I do believe that sometimes a butterfly is just a butterfly, but if you have some type of pull to that butterfly and suddenly it lands on your shoulder… that means something. That butterfly is just a pretty thing to me, but to you… that’s the message, or sign, that you’ve been waiting for. Listen to it, listen to the butterfly, and don’t let that message go unread.

. . .

Déjà Vu

Those moments, you know the ones, where you’re doing something as simple as laughing in the car with friends or reaching for the same can of soup as someone else in the grocery – and you’re hit with a feeling of, “Woah this has happened before, I’ve lived this precise moment once before.

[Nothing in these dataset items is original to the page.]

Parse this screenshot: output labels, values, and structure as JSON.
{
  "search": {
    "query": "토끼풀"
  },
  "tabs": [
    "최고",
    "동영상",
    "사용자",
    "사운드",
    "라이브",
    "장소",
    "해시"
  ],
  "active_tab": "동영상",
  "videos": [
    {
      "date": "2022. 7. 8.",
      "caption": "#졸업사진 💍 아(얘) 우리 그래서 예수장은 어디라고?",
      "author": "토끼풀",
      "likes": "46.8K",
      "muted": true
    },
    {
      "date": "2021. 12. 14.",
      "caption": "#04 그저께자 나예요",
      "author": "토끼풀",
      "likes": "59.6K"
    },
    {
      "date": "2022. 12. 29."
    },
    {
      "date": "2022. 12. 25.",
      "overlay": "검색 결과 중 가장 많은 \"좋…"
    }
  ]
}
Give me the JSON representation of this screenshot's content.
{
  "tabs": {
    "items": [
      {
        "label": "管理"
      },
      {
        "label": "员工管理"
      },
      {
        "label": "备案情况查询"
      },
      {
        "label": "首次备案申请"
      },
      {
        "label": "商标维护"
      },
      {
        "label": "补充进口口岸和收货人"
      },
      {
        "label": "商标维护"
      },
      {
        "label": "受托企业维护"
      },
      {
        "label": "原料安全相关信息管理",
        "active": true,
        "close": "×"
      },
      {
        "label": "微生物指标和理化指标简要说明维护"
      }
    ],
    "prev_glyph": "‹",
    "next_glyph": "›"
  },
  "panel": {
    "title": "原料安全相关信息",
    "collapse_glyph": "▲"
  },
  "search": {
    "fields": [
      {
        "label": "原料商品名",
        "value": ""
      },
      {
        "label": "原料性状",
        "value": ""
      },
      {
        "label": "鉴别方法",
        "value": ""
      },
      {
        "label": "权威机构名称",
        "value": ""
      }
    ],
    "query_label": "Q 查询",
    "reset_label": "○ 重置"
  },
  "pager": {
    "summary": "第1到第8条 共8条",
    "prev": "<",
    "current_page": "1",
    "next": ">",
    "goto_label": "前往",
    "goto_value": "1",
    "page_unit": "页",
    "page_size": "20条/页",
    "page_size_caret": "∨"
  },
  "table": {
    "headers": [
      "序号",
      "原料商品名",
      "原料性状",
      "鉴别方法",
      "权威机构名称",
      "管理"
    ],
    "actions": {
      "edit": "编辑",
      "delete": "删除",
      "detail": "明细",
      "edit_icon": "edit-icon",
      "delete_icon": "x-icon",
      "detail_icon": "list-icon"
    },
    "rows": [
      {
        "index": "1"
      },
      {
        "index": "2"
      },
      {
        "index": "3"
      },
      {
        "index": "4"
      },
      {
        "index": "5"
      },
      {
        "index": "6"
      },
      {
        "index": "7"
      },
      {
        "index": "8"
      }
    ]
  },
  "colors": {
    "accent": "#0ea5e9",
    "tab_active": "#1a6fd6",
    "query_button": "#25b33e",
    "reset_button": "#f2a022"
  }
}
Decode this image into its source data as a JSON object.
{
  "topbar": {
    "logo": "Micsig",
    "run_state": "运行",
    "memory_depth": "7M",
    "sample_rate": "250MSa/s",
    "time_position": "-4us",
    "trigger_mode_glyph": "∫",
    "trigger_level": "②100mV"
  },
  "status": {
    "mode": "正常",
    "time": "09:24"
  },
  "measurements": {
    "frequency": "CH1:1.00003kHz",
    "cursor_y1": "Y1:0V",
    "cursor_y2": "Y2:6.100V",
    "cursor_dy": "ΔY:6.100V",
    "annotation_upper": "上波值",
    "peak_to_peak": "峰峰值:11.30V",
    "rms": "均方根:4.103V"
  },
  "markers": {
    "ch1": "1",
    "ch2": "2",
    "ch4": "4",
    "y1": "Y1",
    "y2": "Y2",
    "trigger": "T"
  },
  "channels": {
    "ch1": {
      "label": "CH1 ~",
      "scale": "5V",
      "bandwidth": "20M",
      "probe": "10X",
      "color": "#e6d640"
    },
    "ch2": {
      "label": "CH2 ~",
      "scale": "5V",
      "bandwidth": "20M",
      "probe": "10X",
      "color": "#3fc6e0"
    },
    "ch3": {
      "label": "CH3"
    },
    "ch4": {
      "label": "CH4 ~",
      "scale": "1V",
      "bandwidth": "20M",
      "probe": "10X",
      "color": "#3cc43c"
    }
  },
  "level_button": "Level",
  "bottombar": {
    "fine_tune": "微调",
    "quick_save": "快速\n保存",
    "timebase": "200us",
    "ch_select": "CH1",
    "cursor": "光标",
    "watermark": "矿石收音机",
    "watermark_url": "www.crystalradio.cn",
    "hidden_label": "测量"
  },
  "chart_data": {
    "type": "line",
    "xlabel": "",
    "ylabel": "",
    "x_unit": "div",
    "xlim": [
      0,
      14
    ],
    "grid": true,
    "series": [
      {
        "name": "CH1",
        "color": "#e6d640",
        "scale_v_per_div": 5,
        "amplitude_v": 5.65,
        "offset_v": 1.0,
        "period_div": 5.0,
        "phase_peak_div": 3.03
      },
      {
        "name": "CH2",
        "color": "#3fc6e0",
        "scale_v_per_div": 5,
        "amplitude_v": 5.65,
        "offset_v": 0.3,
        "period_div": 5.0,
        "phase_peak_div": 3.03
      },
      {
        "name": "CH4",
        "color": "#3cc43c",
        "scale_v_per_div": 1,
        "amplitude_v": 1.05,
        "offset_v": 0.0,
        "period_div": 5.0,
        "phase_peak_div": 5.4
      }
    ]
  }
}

This is déjà vu, the already seen moments.

I always had believed these moments to be striking and perhaps that I’d simply dreamed them before, but it was a friend in college that enlightened me with a different idea. They told me that these moments are actually when the universe is reinforcing that you are exactly where you’re meant to be right then and there. It’s reaffirming that all of the choices you’ve made, up until that moment, have been the correct moves and you’re still heading the ‘right way,’ or the way the universe has intended for you.

If anyone else’s friend had told them this, I could imagine most folks would blow them off with a “Pft, yeah right, okay.” But I’m not most people. I’ve always had a striking intuition, a curiosity of the unknown, and I’ve always believed the earth is constantly speaking to you – and you could hear it if only you’re listening close enough. Also, to put it simply, I thought my friend’s take on déjà vu was so beautiful I didn’t even want to question it!

But here I am, a few years later, just now wondering if my friend was truly onto something or full of shit.

And after a very brief round of research, the worlds of science and psychology are divided.

Power of Positivity, which solely based on the name, you’d think would embrace my friend’s take on déjà vu – but nope. Their article actually references a study completed by Akira O’Connor and his team at the University of St. Andrews, UK; this study had shown that déjà vu is actually just a ‘healthy memory checking system’. It’s your brain basically trying to trick you by telling you, “Bro you’ve been here before, doing this exact thing…”

You hesitate before thinking, “No, no I haven’t? I totally haven’t but you’d know better than me… right??

To which your brain laughs, “Totally got you man, you’ve deffo not been here before – just trying to keep you on your toes!

This is also why people most frequently have déjà vu between the ages of 15 – 25, it’s when memory is the sharpest and your brain is constantly checking for memory gaps or errors.

On another note, an article by Judith Orloff M.D. in Psychology Today, aligns incredibly close to what my friend described déjà vu to be – yay!

“[Déjà vu is] a memory of a dream, a precognition, a coincidental overlapping of events or even a past life experience in which we rekindle ancient alliances. What matters is that it draws us closer to the mystical. It is an offering, an opportunity for additional knowledge about ourselves and others.”

Judith Orloff M.D.

Now this is the fun meaning behind déjà vu that I signed up for – a mystical connection with deep significance. It’s something to be paid attention to and not brushed off as a simple brain-self-check mechanism. This is not only the earth communicating with you, it’s your higher self reaching out and guiding you.

Déjà vu moments are meant to be questioned and observed: Where are you? Who are you with? What are you feeling?

This all being said:

You can essentially interpret déjà vu to mean whatever makes the most sense in your world. I know what I choose to believe – but how about you?